La alarma suscitada por la crisis de los 15 militares británicos retenidos por el Gobierno iraní desde hace 10 días va en aumento y se aleja de un desenlace sin grandes costes. El ataque que sufrió ayer la Embajada del Reino Unido en Teherán, compendio del talante con el que enfrentan la situación los sectores más duros del régimen de los ayatolás, y las baladronadas del presidente Mahmud Ahmadineyad alimentan los peores presagios en igual o mayor medida que el bloqueo diplomático y las exigencias apremiantes del presidente Bush.

Aunque las circunstancias son bien distintas a las de noviembre de 1979, cuando 52 norteamericanos fueron tomados como rehenes por la recién fundada república islámica y permanecieron allí 444 días, los agitadores profesionales y los partidarios de aplicar a Irán la política del gran garrote han empezado a invocar los fantasmas del pasado.
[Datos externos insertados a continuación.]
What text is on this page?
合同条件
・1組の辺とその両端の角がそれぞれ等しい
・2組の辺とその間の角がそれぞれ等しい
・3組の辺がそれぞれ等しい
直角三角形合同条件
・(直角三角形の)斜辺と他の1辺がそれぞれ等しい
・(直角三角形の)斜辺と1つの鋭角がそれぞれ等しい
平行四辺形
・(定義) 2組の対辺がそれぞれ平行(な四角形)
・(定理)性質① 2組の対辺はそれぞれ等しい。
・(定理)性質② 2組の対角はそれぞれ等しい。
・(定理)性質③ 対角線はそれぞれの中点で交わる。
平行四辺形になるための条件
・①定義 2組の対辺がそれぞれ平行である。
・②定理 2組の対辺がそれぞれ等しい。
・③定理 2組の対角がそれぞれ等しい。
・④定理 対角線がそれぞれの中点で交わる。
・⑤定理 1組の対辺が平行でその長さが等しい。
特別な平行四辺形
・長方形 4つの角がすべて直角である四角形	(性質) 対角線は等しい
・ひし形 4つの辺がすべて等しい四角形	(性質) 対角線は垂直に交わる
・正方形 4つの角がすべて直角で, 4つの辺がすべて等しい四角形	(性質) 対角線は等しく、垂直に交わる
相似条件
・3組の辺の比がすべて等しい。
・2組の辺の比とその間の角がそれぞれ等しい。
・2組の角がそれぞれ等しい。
Juega a su favor la desconfianza mayoritaria hacia Irán y su decisión de contar con un programa nuclear propio, pero tienen en contra la conversión reciente al realismo de la diplomacia estadounidense y la catástrofe iraquí, más incontrolable a cada día que pasa. La prudencia de las organizaciones internacionales --ONU, OTAN y UE-- pone al descubierto que, en la crisis en curso, son mayoría quienes piensan que un error de cálculo puede tener consecuencias imprevisibles. Y aunque la negociación puede entrañar costes políticos para el Gobierno británico y, en menor medida, para la desgastada Administración de Bush, optar por otra vía equivaldría a degradar aún más las relaciones de Occidente con una parte cada vez mayor del mundo islámico.